I’m seventeen but don’t have a driver’s license or even a learner’s permit. My family is poor and we can’t afford driver’s ed. And I can’t take the driving test if I haven’t passed driver’s ed. But I don’t need official approval to drive safely. I obey the speed limit, check my mirrors often, and keep both hands on the wheel.
Way-ya-hey-hey, go, go, little truck, speed along with skill and luck, way-ya-ho-hey.
Once I arrive in Spokane, I drive to the recycling center near the abandoned East Sprague Drive-In and sell my aluminum cans for fifty-five cents per pound. I’ve done the math:
I need to sell 818 pounds in order to make $450.
I need $450 in order to pay for the SAT prep course that guarantees I’ll raise my test scores by 20%.
In the competition to win scholarships and admission into great colleges, a great SAT score makes all the difference.
My parents live on government welfare and tribal charity. Their full-time job is sadness. Neither of them graduated high school and they haven’t lived anywhere but on our reservation. But, sober or drunk, they have always played hand-drums and sang the ancient and new songs:
Way-yay-hey-hey, I can’t win or lose, I got the rez-rez-reservation blues, Ya-ya-hey-hey.
They have taught me to sing and drum. And though I don’t believe in God, I believe a beautiful song is approximately God. So I sing and drum with my mother and father. I sing with my tribe.
And I travel our reservation, by car and foot, to collect aluminum cans. Pound by pound, dollar by dollar, I’m preparing myself for the test, for the most important questions and answers of my life.
Complete the Sentence:
When the Indian boy, poor and [fill in the blank], decided that he had to [fill in the blank] his reservation, he felt [fill in the blank].
1. suicidally depressed…escape…like he was trying to save his life
2. loyal to his tribe…remain on…that he had no other choice
3. very intelligent…help…that a college education was vital
4. devoted to his parents…abandon them and…like a traitor
5. ambitious…see the world beyond…elated and terrified
When I take that SAT, I’m going to sing, if only in my imagination, because I can’t bring in my real drum. I will sing to lessen my fear.
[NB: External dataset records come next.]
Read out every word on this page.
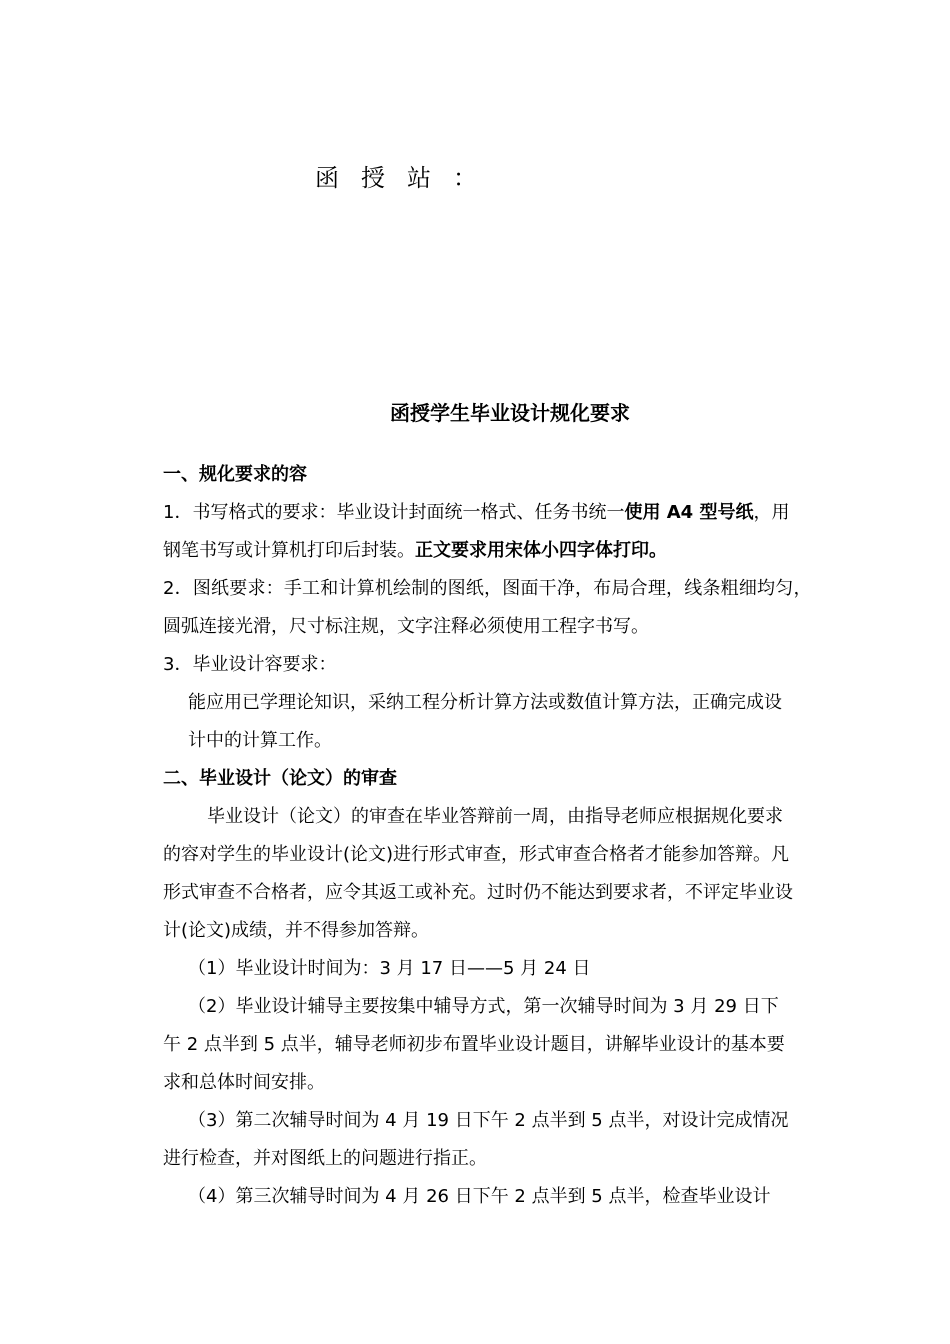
函授站：
函授学生毕业设计规化要求
一、规化要求的容
1．书写格式的要求：毕业设计封面统一格式、任务书统一使用 A4 型号纸，用
钢笔书写或计算机打印后封装。正文要求用宋体小四字体打印。
2．图纸要求：手工和计算机绘制的图纸，图面干净，布局合理，线条粗细均匀，
圆弧连接光滑，尺寸标注规，文字注释必须使用工程字书写。
3．毕业设计容要求：
能应用已学理论知识，采纳工程分析计算方法或数值计算方法，正确完成设
计中的计算工作。
二、毕业设计（论文）的审查
毕业设计（论文）的审查在毕业答辩前一周，由指导老师应根据规化要求
的容对学生的毕业设计(论文)进行形式审查，形式审查合格者才能参加答辩。凡
形式审查不合格者，应令其返工或补充。过时仍不能达到要求者，不评定毕业设
计(论文)成绩，并不得参加答辩。
（1）毕业设计时间为：3 月 17 日——5 月 24 日
（2）毕业设计辅导主要按集中辅导方式，第一次辅导时间为 3 月 29 日下
午 2 点半到 5 点半，辅导老师初步布置毕业设计题目，讲解毕业设计的基本要
求和总体时间安排。
（3）第二次辅导时间为 4 月 19 日下午 2 点半到 5 点半，对设计完成情况
进行检查，并对图纸上的问题进行指正。
（4）第三次辅导时间为 4 月 26 日下午 2 点半到 5 点半，检查毕业设计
And I will sing about this crazy life:
Ya-ya-hey-hey, you can’t leave and you can’t stay, way-ya-hey-hey.
Ya-ya-hey-hey, you got too many questions too many days, way-ya-hey-hey.
Ya-ya-hey-hey. Should you hate? Or should you love? Way-ya-hey-hey.
Ya-ya-hey-hey. The answer is All of the Above. Way-ya-hey-hey.
"...They have taught me to sing and drum. And though I don’t believe in God, I believe a beautiful song is approximately God. So I sing and drum with my mother and father. I sing with my tribe ..."
This beautiful story of honor and survival and community and difficult choices is approximately God, too. Grateful.
I admire the way you say so much with so few words.